China has ordered Tesla, the world’s dominant maker of electric vehicles, to recall 1.1 million vehicles, citing an issue with the acceleration and braking systems of certain models manufactured in China and abroad.
China’s market regulator announced the decision after carrying out an investigation into a reported defect, according to a statement issued on Friday. The recalled vehicles include some imported Model S, Model X, Model 3 cars, as well as Chinese-made Model 3 and Model Y vehicles that were manufactured between Jan. 12, 2019 and April 24, 2023.
The issue involves the vehicles’ regenerative braking system, which generates electricity from the car’s motion when the driver takes a foot off the accelerator. The State Administration for Market Regulation said in a statement that the cars might not provide a warning when the driver presses hard on the accelerator for a long period.

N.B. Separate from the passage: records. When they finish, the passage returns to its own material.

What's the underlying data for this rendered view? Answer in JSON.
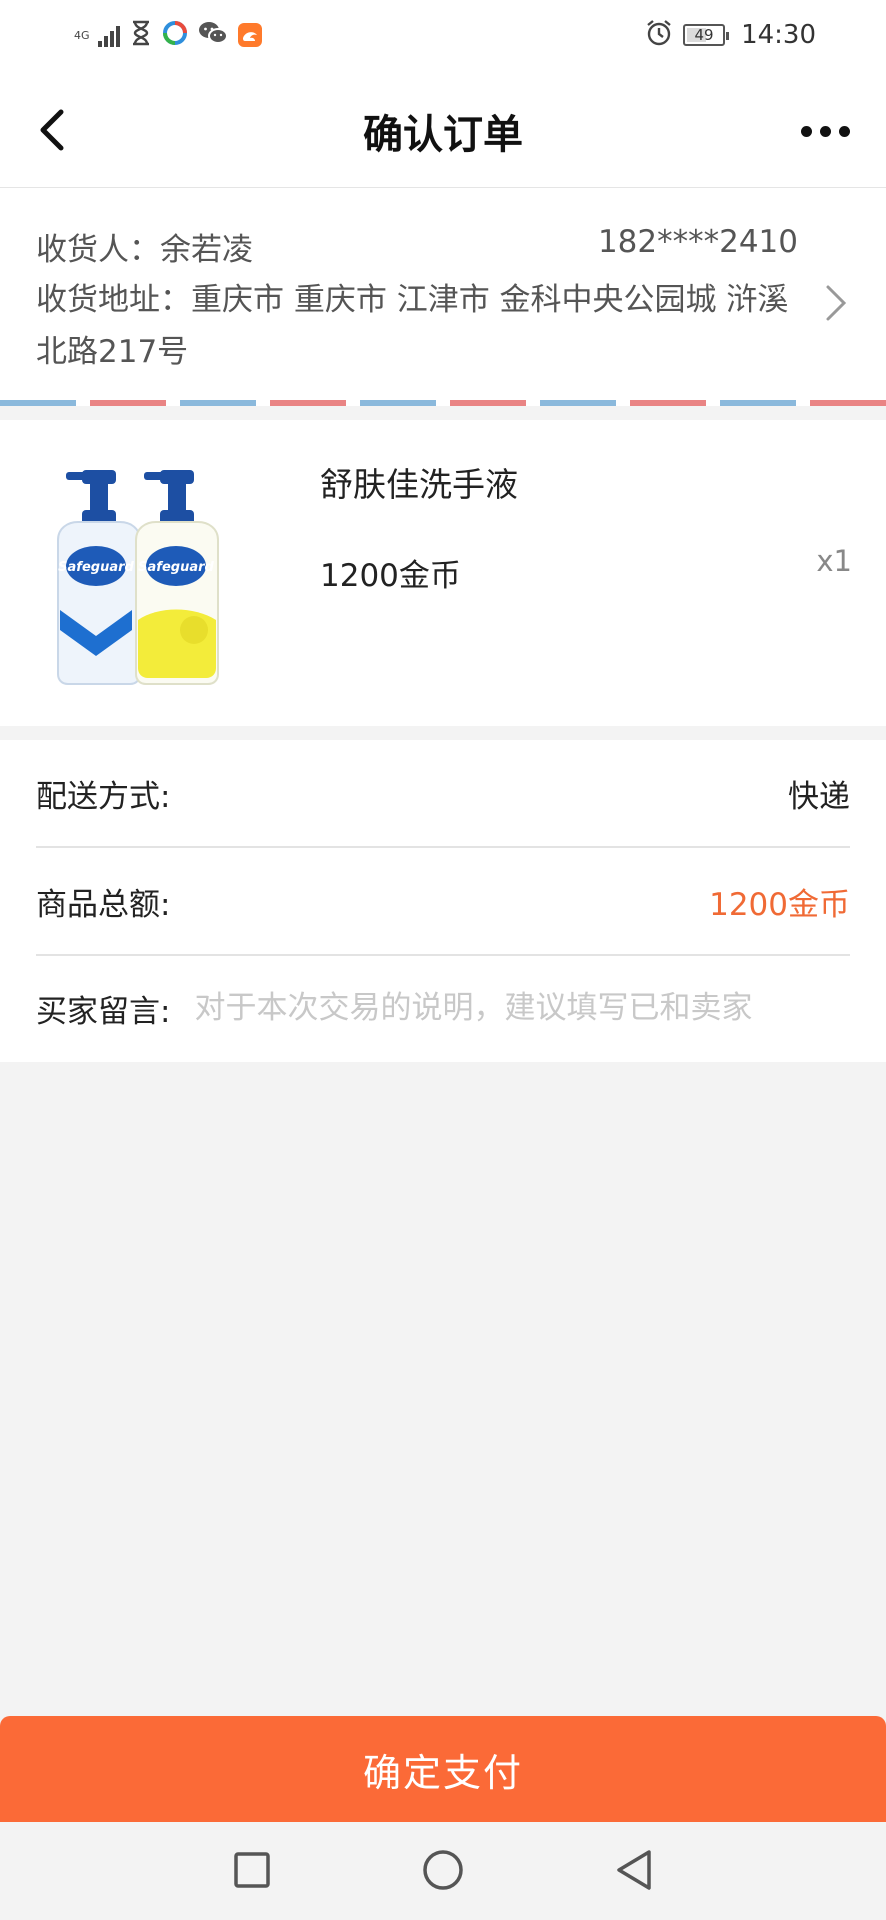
{
  "status_bar": {
    "network": "4G",
    "battery": "49",
    "time": "14:30",
    "icons": [
      "signal-icon",
      "hourglass-icon",
      "news-app-icon",
      "wechat-icon",
      "uc-browser-icon",
      "alarm-icon",
      "battery-icon"
    ]
  },
  "header": {
    "title": "确认订单",
    "back_icon": "chevron-left-icon",
    "more_icon": "more-icon"
  },
  "address": {
    "recipient_label": "收货人：",
    "recipient_name": "余若凌",
    "phone": "182****2410",
    "address_label": "收货地址：",
    "address_line": "重庆市 重庆市 江津市 金科中央公园城 浒溪北路217号"
  },
  "product": {
    "name": "舒肤佳洗手液",
    "price": "1200金币",
    "quantity": "x1"
  },
  "order_info": {
    "shipping_label": "配送方式:",
    "shipping_value": "快递",
    "total_label": "商品总额:",
    "total_value": "1200金币",
    "message_label": "买家留言:",
    "message_placeholder": "对于本次交易的说明，建议填写已和卖家",
    "message_value": ""
  },
  "actions": {
    "pay_label": "确定支付"
  },
  "colors": {
    "accent": "#fb6a37",
    "price_accent": "#f06a35",
    "background": "#f3f3f3"
  },
  "system_nav": [
    "recent-apps-icon",
    "home-icon",
    "back-icon"
  ]
}
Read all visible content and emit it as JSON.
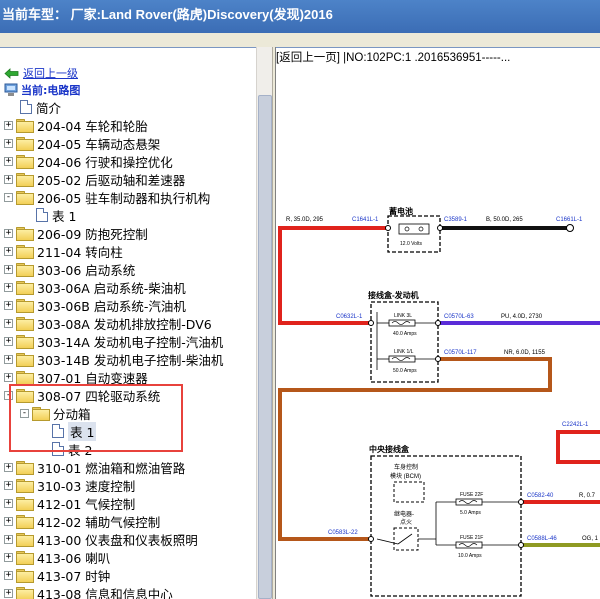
{
  "window": {
    "title": "当前车型： 厂家:Land Rover(路虎)Discovery(发现)2016"
  },
  "tree": {
    "back_label": "返回上一级",
    "current_label": "当前:电路图",
    "items": [
      {
        "label": "简介",
        "type": "doc",
        "indent": 1,
        "expand": ""
      },
      {
        "label": "204-04 车轮和轮胎",
        "type": "folder",
        "indent": 0,
        "expand": "+"
      },
      {
        "label": "204-05 车辆动态悬架",
        "type": "folder",
        "indent": 0,
        "expand": "+"
      },
      {
        "label": "204-06 行驶和操控优化",
        "type": "folder",
        "indent": 0,
        "expand": "+"
      },
      {
        "label": "205-02 后驱动轴和差速器",
        "type": "folder",
        "indent": 0,
        "expand": "+"
      },
      {
        "label": "206-05 驻车制动器和执行机构",
        "type": "folder",
        "indent": 0,
        "expand": "-"
      },
      {
        "label": "表 1",
        "type": "doc",
        "indent": 2,
        "expand": ""
      },
      {
        "label": "206-09 防抱死控制",
        "type": "folder",
        "indent": 0,
        "expand": "+"
      },
      {
        "label": "211-04 转向柱",
        "type": "folder",
        "indent": 0,
        "expand": "+"
      },
      {
        "label": "303-06 启动系统",
        "type": "folder",
        "indent": 0,
        "expand": "+"
      },
      {
        "label": "303-06A 启动系统-柴油机",
        "type": "folder",
        "indent": 0,
        "expand": "+"
      },
      {
        "label": "303-06B 启动系统-汽油机",
        "type": "folder",
        "indent": 0,
        "expand": "+"
      },
      {
        "label": "303-08A 发动机排放控制-DV6",
        "type": "folder",
        "indent": 0,
        "expand": "+"
      },
      {
        "label": "303-14A 发动机电子控制-汽油机",
        "type": "folder",
        "indent": 0,
        "expand": "+"
      },
      {
        "label": "303-14B 发动机电子控制-柴油机",
        "type": "folder",
        "indent": 0,
        "expand": "+"
      },
      {
        "label": "307-01 自动变速器",
        "type": "folder",
        "indent": 0,
        "expand": "+"
      },
      {
        "label": "308-07 四轮驱动系统",
        "type": "folder",
        "indent": 0,
        "expand": "-"
      },
      {
        "label": "分动箱",
        "type": "folder",
        "indent": 1,
        "expand": "-"
      },
      {
        "label": "表 1",
        "type": "doc",
        "indent": 3,
        "expand": "",
        "selected": true
      },
      {
        "label": "表 2",
        "type": "doc",
        "indent": 3,
        "expand": ""
      },
      {
        "label": "310-01 燃油箱和燃油管路",
        "type": "folder",
        "indent": 0,
        "expand": "+"
      },
      {
        "label": "310-03 速度控制",
        "type": "folder",
        "indent": 0,
        "expand": "+"
      },
      {
        "label": "412-01 气候控制",
        "type": "folder",
        "indent": 0,
        "expand": "+"
      },
      {
        "label": "412-02 辅助气候控制",
        "type": "folder",
        "indent": 0,
        "expand": "+"
      },
      {
        "label": "413-00 仪表盘和仪表板照明",
        "type": "folder",
        "indent": 0,
        "expand": "+"
      },
      {
        "label": "413-06 喇叭",
        "type": "folder",
        "indent": 0,
        "expand": "+"
      },
      {
        "label": "413-07 时钟",
        "type": "folder",
        "indent": 0,
        "expand": "+"
      },
      {
        "label": "413-08 信息和信息中心",
        "type": "folder",
        "indent": 0,
        "expand": "+"
      }
    ]
  },
  "content": {
    "nav_text": "[返回上一页] |NO:102PC:1 .2016536951-----...",
    "diagram": {
      "battery_title": "蓄电池",
      "battery_rating": "12.0 Volts",
      "wire_left_top": "R, 35.0D, 295",
      "conn_c1641l1a": "C1641L-1",
      "conn_c3589": "C3589-1",
      "wire_black": "B, 50.0D, 265",
      "conn_c1661l1": "C1661L-1",
      "fusebox_title": "接线盒-发动机",
      "conn_c0632l1": "C0632L-1",
      "link_3l": "LINK 3L",
      "amps_40": "40.0 Amps",
      "conn_c0570l63": "C0570L-63",
      "wire_pu": "PU, 4.0D, 2730",
      "link_1l": "LINK 1/L",
      "amps_50": "50.0 Amps",
      "conn_c0570l117": "C0570L-117",
      "wire_nr": "NR, 6.0D, 1155",
      "conn_c2242l1": "C2242L-1",
      "central_title": "中央接线盒",
      "bcm_line1": "车身控制",
      "bcm_line2": "模块 (BCM)",
      "relay_line1": "继电器-",
      "relay_line2": "点火",
      "fuse_22": "FUSE 22F",
      "amps_5": "5.0 Amps",
      "conn_c0582l40": "C0582-40",
      "wire_r07": "R, 0.7",
      "fuse_21": "FUSE 21F",
      "amps_10": "10.0 Amps",
      "conn_c0583l22": "C0583L-22",
      "conn_c0588l46": "C0588L-46",
      "wire_og": "OG, 1"
    }
  },
  "colors": {
    "titlebar": "#3b6db5",
    "link_blue": "#1a35c8",
    "wire_red": "#e0231c",
    "wire_black": "#111111",
    "wire_purple": "#5a2bd8",
    "wire_brown": "#b5571a",
    "wire_olive": "#8f9a22",
    "highlight": "#e8423c"
  }
}
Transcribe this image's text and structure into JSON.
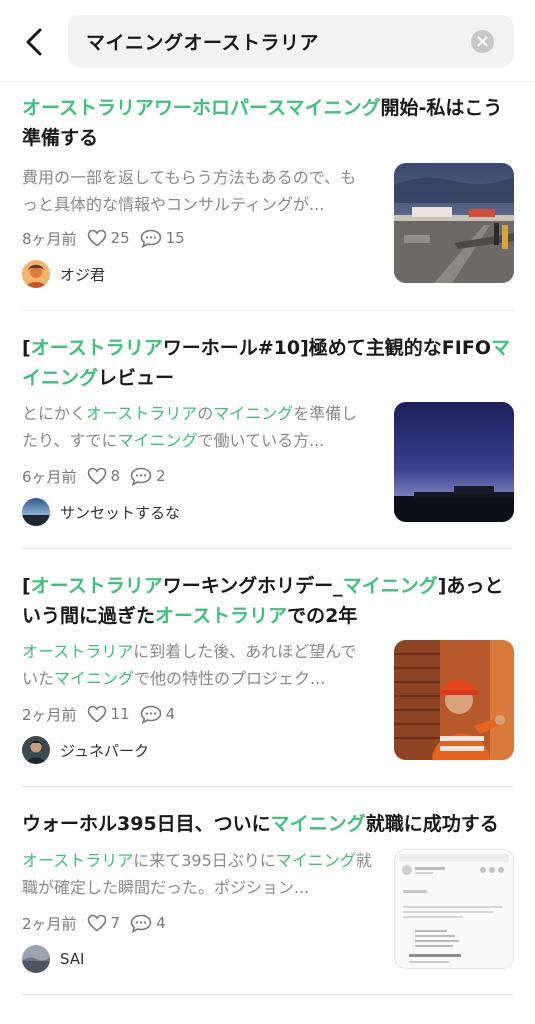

The defect could lead to increased risk of collisions, the statement said.
Tesla said it would fix the vehicles with a software update sent wirelessly to the vehicles, the regulator’s statement said.
This is the second Tesla recall in China in recent months. In March, Tesla recalled 2,649 vehicles manufactured between October 2015 and August 2020 after China’s regulator said the hoods of certain imported Model S vehicles were at risk of opening while the vehicle was operating, increasing the risk of collisions.
China is a significant market for Tesla, with revenue from the country increasing to $18.2 billion last year from $13.8 billion in 2021. The recalls will begin on May 29, and Tesla will notify relevant car owners by mail or text. China’s regulator did not say how many of the recalled Teslas were imported.
Tesla has also faced issues with U.S. regulators. In February, Tesla recalled more than 362,000 cars equipped with its Full Self Driving driver-assistance system after the National Highway Traffic Safety Administration found it increased the risk of accidents.
The driver-assistance system, which can steer, accelerate, brake and change lanes on its own, allowed vehicles to travel above legal speed limits and through intersections in “an unlawful or unpredictable manner,” the agency said in documents posted on its website. It said Tesla was not aware of any deaths or injuries caused by the flaws the agency had identified.
In January, Tesla disclosed in a regulatory filing that the Justice Department had asked it for documents related to the company’s self-driving software, a potential setback for Elon Musk, the chief executive. As regulators investigate the safety of this technology, some Tesla owners have filed lawsuits on the grounds that Tesla’s self-driving software does not live up to Mr. Musk’s promises.